Certains assureurs offrent normalement une couverture pour le monde entier, à l’exclusion des USA et du Canada. D’autres assureurs interviennent uniquement en cas de litige porté devant les tribunaux de l’Union européenne et de Suisse. Après le Brexit, les litiges survenant au Royaume-Uni ne seront dès lors plus couverts. En cas de doute, demandez à votre assureur de vous communiquer clairement la position de la compagnie par écrit. En principe, l’extension de la police au Royaume-Uni après un éventuel Brexit ne devrait pas poser de problème, mais mieux vaut prévenir que guérir.

CONSEILS

  • Malgré la réforme du droit des sociétés, l’assurance en responsabilité reste nécessaire. En effet, votre responsabilité peut vite être engagée à concurrence de sommes élevées, même après le 1er  janvier 2020, car les limitations ne sont pas de mise pour les fautes graves, ni pour les fautes légères répétées.

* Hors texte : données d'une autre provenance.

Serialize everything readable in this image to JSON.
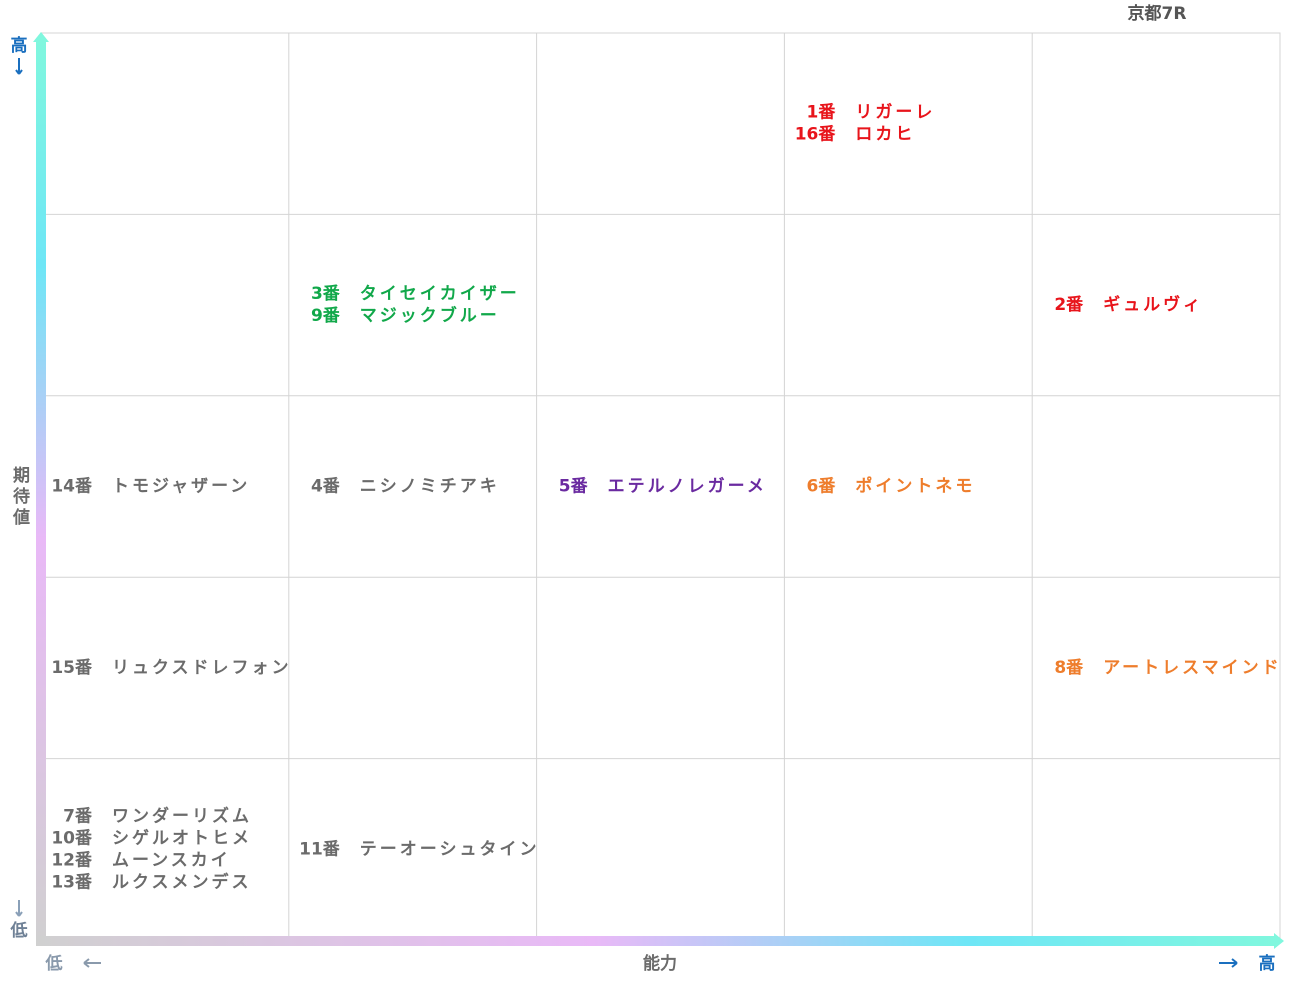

  • Vérifiez si la portée géographique de la police répond à vos besoins. Demandez à votre assureur de vous confirmer par écrit la couverture des litiges survenant au Royaume-Uni après un Brexit (dur).
  • Décrivez le risque de manière adéquate et vérifiez si les dommages autres que physiques et matériels sont suffisamment couverts. Déclarez spontanément toute modification significative du risque.
  • Optez pour une couverture «claims made +60» afin d’être couvert, en cas de revente de la société, pendant toute la période au cours de laquelle la responsabilité des administrateurs peut être invoquée.